Et soudainement, cette contrée lointaine d’habitude prisée que pour ses plages de sable fin, ses 30°C à l’ombre, son ti-punch, son volcan, défraye la chronique dans vos colonnes.

Soudainement, vous vous rappelez qu’il y a un « département » français, dit « d’outre-mer », et qu’il faut peut-être aller couvrir l’événement car « on tient le bon bout ».

Et j’assiste, à la lecture de vos articles à ce que j’appellerais de la démagogie journalistique. Pourquoi, me direz-vous ?

Parce que vous essayez d’expliquer les raisons de ce mouvement mais votre regard est biaisé.

Il est biaisé, car, dès qu’il s’agit de nous, il faut toujours chercher des explications soit farfelues, soit s’exprimer comme un maître d’école le ferait face au comportement d’un enfant indiscipliné.

Et, une fois de plus, j’assiste à un déferlement de violence dans les commentaires sous vos articles. Entre ceux qui nous traitent de « sauvages » , de « bouffeurs d’allocations », « d’enfants gâtés » et ceux, encore plus violents qui parlent de nous dans des termes si indicibles que je ne me permettrai pas de les répéter ici.

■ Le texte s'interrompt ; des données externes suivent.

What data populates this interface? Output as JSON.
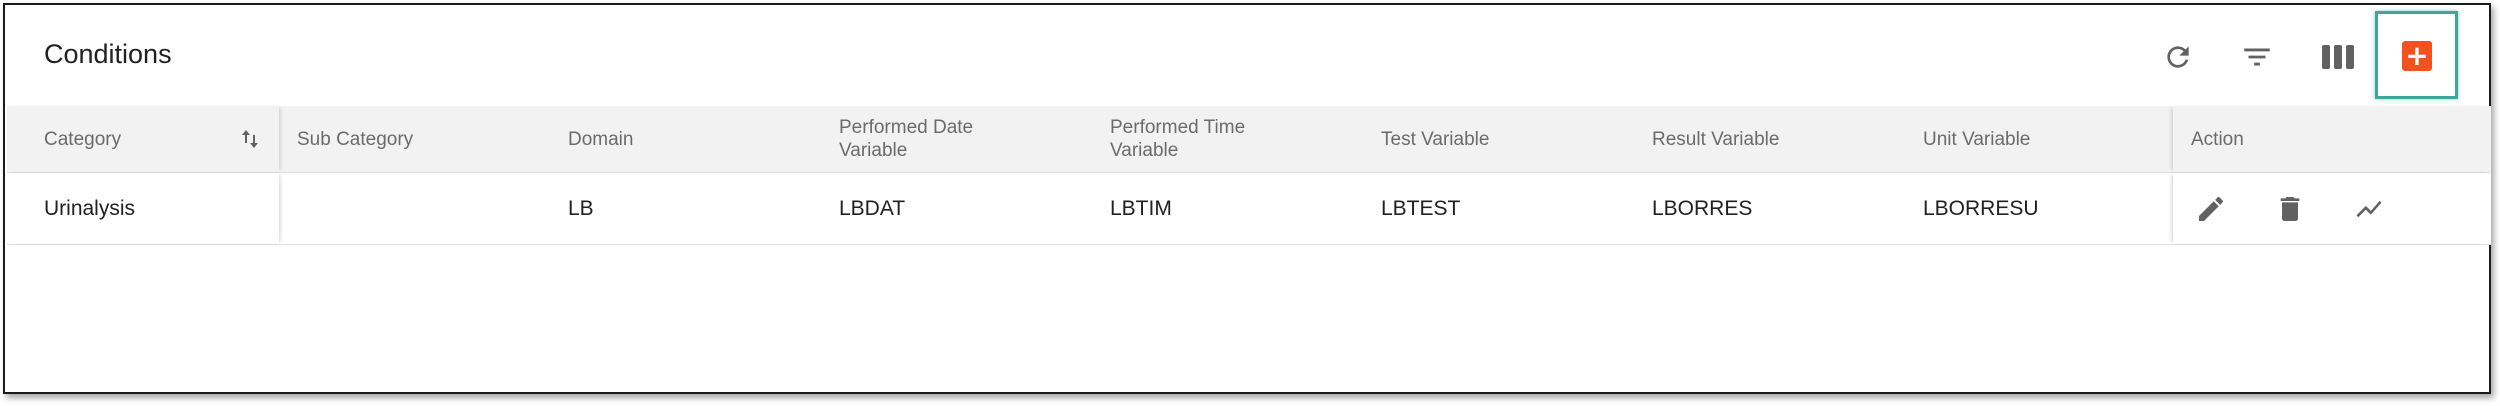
{
  "header": {
    "title": "Conditions"
  },
  "toolbar": {
    "refresh_icon": "refresh-icon",
    "filter_icon": "filter-icon",
    "columns_icon": "columns-icon",
    "add_icon": "add-icon",
    "add_label": "+",
    "accent_color": "#f4511e",
    "highlight_color": "#3aa89a"
  },
  "table": {
    "columns": [
      "Category",
      "Sub Category",
      "Domain",
      "Performed Date Variable",
      "Performed Time Variable",
      "Test Variable",
      "Result Variable",
      "Unit Variable",
      "Action"
    ],
    "sort_icon": "sort-icon",
    "rows": [
      {
        "category": "Urinalysis",
        "sub_category": "",
        "domain": "LB",
        "performed_date_variable": "LBDAT",
        "performed_time_variable": "LBTIM",
        "test_variable": "LBTEST",
        "result_variable": "LBORRES",
        "unit_variable": "LBORRESU",
        "actions": [
          "edit-icon",
          "delete-icon",
          "chart-icon"
        ]
      }
    ]
  }
}
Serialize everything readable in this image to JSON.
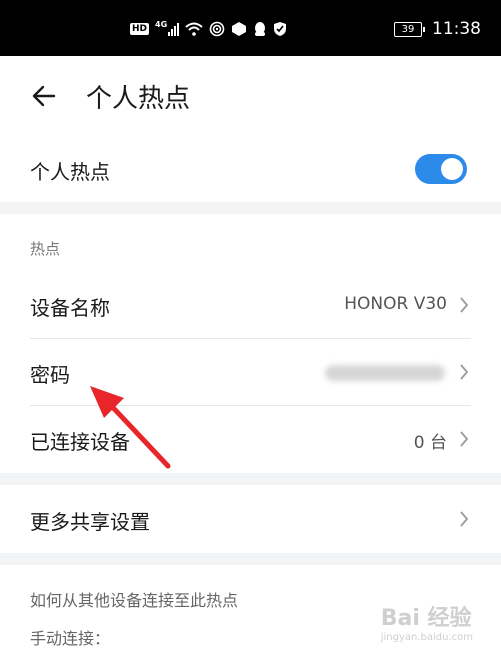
{
  "status_bar": {
    "time": "11:38",
    "battery": "39",
    "hd": "HD",
    "network": "4G"
  },
  "header": {
    "title": "个人热点"
  },
  "hotspot_toggle": {
    "label": "个人热点",
    "enabled": true,
    "on_color": "#2c8ae8"
  },
  "section_hotspot": {
    "title": "热点"
  },
  "device_name": {
    "label": "设备名称",
    "value": "HONOR V30"
  },
  "password": {
    "label": "密码"
  },
  "connected": {
    "label": "已连接设备",
    "value": "0 台"
  },
  "more": {
    "label": "更多共享设置"
  },
  "help": {
    "title": "如何从其他设备连接至此热点",
    "manual": "手动连接："
  },
  "watermark": {
    "text": "Bai 经验",
    "sub": "jingyan.baidu.com"
  },
  "colors": {
    "annotation_arrow": "#e8262a",
    "gap_background": "#f1f3f5"
  }
}
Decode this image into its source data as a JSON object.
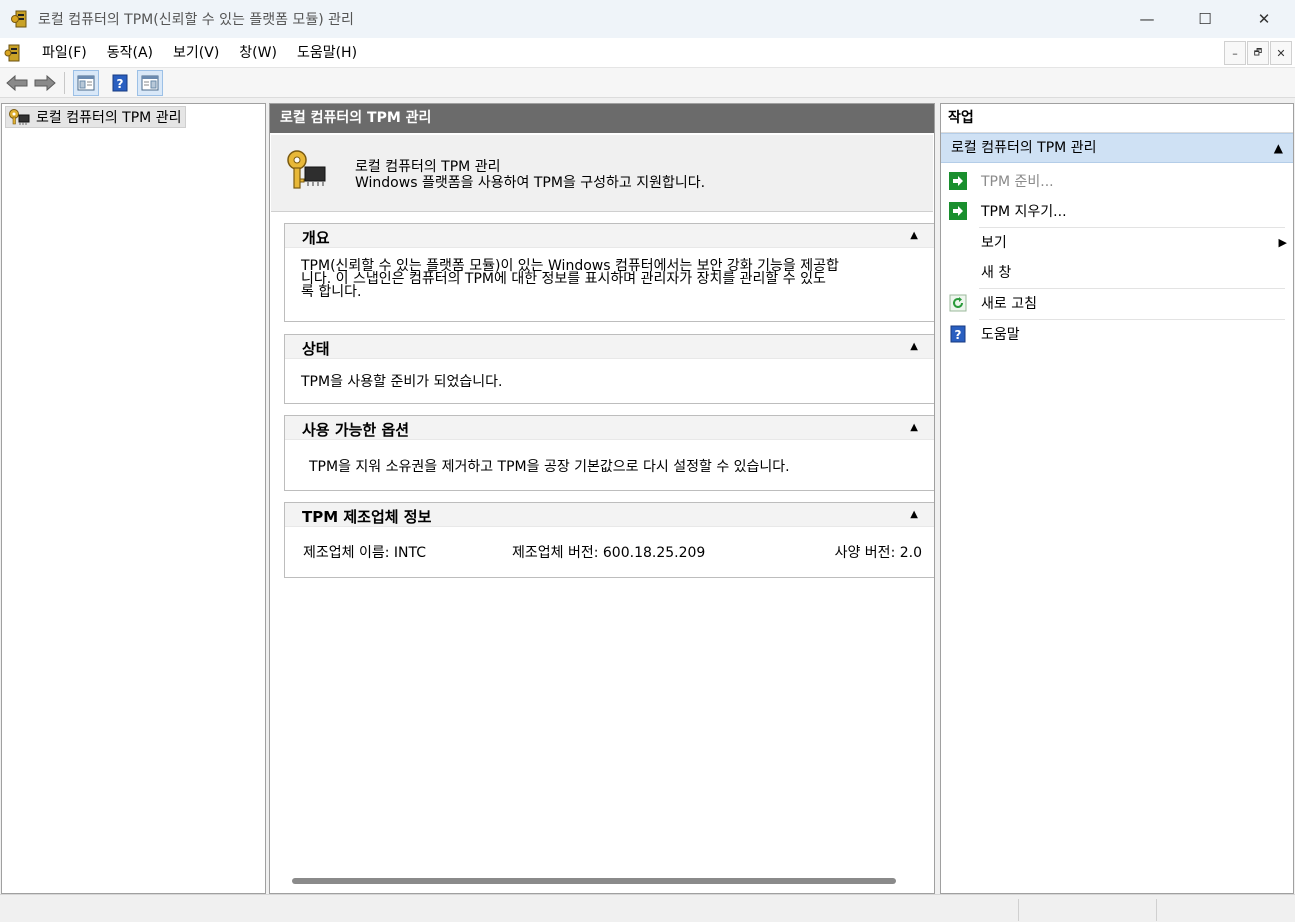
{
  "window": {
    "title": "로컬 컴퓨터의 TPM(신뢰할 수 있는 플랫폼 모듈) 관리",
    "minimize": "—",
    "maximize": "☐",
    "close": "✕"
  },
  "menu": {
    "items": [
      "파일(F)",
      "동작(A)",
      "보기(V)",
      "창(W)",
      "도움말(H)"
    ],
    "mdi_minimize": "–",
    "mdi_restore": "🗗",
    "mdi_close": "✕"
  },
  "tree": {
    "root_label": "로컬 컴퓨터의 TPM 관리"
  },
  "center": {
    "header": "로컬 컴퓨터의 TPM 관리",
    "intro_title": "로컬 컴퓨터의 TPM 관리",
    "intro_desc": "Windows 플랫폼을 사용하여 TPM을 구성하고 지원합니다.",
    "overview": {
      "title": "개요",
      "line1": "TPM(신뢰할 수 있는 플랫폼 모듈)이 있는 Windows 컴퓨터에서는 보안 강화 기능을 제공합",
      "line2": "니다. 이 스냅인은 컴퓨터의 TPM에 대한 정보를 표시하며 관리자가 장치를 관리할 수 있도",
      "line3": "록 합니다."
    },
    "status": {
      "title": "상태",
      "text": "TPM을 사용할 준비가 되었습니다."
    },
    "options": {
      "title": "사용 가능한 옵션",
      "text": "TPM을 지워 소유권을 제거하고 TPM을 공장 기본값으로 다시 설정할 수 있습니다."
    },
    "manufacturer": {
      "title": "TPM 제조업체 정보",
      "name": "제조업체 이름: INTC",
      "version": "제조업체 버전: 600.18.25.209",
      "spec": "사양 버전: 2.0"
    },
    "collapse_arrow": "▲"
  },
  "actions": {
    "title": "작업",
    "group": "로컬 컴퓨터의 TPM 관리",
    "group_arrow": "▲",
    "prepare": "TPM 준비...",
    "clear": "TPM 지우기...",
    "view": "보기",
    "view_arrow": "▶",
    "new_window": "새 창",
    "refresh": "새로 고침",
    "help": "도움말"
  },
  "colors": {
    "header_gray": "#6b6b6b",
    "action_group_blue": "#cfe1f4",
    "disabled_text": "#8a8a8a",
    "action_green": "#1a8f2e"
  }
}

Et encore une fois, ces personnes ne sont pas censurées, et leurs commentaires continuent d’exister alors même qu’ils n’auraient jamais dû prendre vie.

Et tout ceci intervient après que vous vous fussiez permis de recevoir sur vos plateaux des gens qui expliquent la défiance d’une bonne partie de la population par le fait que nous soyons juste des illettrés, adorateurs de la Vierge Marie, buveurs de rhum et pratiquants du vaudou.

Encore une fois, vous essayez de chercher des explications, en apportant vous-mêmes des réponses, sans chercher à ce que les personnes qui seraient en mesure de vous dire la vérité le fassent.

Alors, je vais me permettre de vous instruire quelque peu sur ce qu’il se passe en Guadeloupe, et je vous inviterai à juger par vous-mêmes de la situation.

La Guadeloupe est un archipel, là je ne vous apprends rien, construit sur une histoire sanglante que beaucoup préfèrent glisser sous le tapis, comme si elle allait disparaître.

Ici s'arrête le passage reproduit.